Джереми Сэндерс, при росте шесть футов три дюйма весивший около двухсот двадцати фунтов и заросший бурой густой шерстью от ступней до макушки, и в самом деле здорово смахивал на медведя, но сейчас он только досадливо махнул рукой:
— Будет тебе, Дик, околесицу нести! Откуда в нашей округе медведи? Ветром их, что ли, принесло?
— Может быть, и ветром, — спокойно парировал Дик. — Разницы нет, каким образом он сюда попал. А вот когда он задерет у тебя пару коров или лошадь, тогда ты вообще перестанешь интересоваться, как он сюда попал. Я сразу пустил своих собак в кукурузу. Они зарычали, и шерсть у них на загривках поднялась, потом они пошли по следу.
— Ну, твои-то собаки наверняка так рычат на зверя не крупнее барсука, — опять сказал Джереми Сэндерс. — Если бы это был кто-нибудь побольше, они сразу бы поджали хвосты и заскулили.
— Это мои-то собаки?! — невысокий костлявый Клэнси, одетый в залатанную куртку из оленьей кожи, сделал шаг в сторону здоровяка Сэндерса, готовый, казалось, броситься на него. — Честное слово, Джереми, у тебя мозгов не больше, чем у твоего бульдога, а ты еще пытаешься острить.
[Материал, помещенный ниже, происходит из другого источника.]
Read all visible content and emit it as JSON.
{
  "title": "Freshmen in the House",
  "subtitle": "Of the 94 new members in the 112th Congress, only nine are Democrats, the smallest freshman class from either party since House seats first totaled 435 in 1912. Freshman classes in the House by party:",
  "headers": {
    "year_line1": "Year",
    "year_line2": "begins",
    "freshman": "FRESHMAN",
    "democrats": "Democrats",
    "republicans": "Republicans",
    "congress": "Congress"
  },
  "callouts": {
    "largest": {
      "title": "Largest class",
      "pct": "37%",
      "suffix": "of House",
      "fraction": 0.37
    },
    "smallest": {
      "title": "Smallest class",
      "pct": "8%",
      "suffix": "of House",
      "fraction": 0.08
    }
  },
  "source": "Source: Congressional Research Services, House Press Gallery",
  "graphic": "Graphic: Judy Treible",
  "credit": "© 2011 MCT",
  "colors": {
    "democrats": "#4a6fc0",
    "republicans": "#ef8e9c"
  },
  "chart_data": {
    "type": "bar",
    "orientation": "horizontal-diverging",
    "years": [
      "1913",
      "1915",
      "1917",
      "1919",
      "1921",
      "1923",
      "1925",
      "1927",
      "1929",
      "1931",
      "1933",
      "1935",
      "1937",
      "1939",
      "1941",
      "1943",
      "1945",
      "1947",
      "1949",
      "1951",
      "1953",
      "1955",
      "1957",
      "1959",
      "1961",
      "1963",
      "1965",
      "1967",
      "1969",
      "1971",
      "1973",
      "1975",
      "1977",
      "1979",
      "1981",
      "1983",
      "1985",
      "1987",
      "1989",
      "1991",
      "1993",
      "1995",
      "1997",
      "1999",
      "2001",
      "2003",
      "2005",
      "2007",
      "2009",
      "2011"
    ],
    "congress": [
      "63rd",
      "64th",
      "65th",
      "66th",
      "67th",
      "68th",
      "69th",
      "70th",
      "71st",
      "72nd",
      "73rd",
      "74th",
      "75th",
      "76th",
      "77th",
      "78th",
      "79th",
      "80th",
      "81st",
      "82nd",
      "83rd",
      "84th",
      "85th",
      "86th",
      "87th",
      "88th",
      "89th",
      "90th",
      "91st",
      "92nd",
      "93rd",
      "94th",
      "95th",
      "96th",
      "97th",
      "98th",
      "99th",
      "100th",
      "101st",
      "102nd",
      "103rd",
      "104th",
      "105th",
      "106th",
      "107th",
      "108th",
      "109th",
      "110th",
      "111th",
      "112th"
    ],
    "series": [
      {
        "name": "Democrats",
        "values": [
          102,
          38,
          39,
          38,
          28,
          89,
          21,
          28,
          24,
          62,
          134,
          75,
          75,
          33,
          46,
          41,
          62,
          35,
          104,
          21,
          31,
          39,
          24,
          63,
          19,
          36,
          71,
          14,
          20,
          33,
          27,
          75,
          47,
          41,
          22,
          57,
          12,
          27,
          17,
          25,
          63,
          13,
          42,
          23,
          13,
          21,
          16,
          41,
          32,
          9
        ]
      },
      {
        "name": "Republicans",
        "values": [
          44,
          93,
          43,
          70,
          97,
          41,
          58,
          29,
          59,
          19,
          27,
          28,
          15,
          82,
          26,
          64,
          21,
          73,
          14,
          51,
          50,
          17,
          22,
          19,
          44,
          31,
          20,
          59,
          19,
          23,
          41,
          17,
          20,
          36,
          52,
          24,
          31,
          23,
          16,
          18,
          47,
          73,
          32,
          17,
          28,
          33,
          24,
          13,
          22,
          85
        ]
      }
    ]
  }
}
— Какого еще бульдога? — насторожился Сэндерс. — Ты имеешь в виду моего Тигра?
Собака Джереми, больше похожая на мастифа, чем на кого-либо другого, имела в холке высоту не менее двух футов, поэтому у ее хозяина были все основания обижаться, когда Тигра называли бульдогом. Впрочем, бульдог, наверное, тоже принял посильное участие в том процессе, в результате которого получилось странноватого вида создание, получившее кличку из-за черных поперечных полос на туловище светло-коричневого цвета. Весил этот самый Тигр никак не меньше девяноста фунтов, что очень нравилось Джереми Сэндерсу, любившему все крупное, основательное.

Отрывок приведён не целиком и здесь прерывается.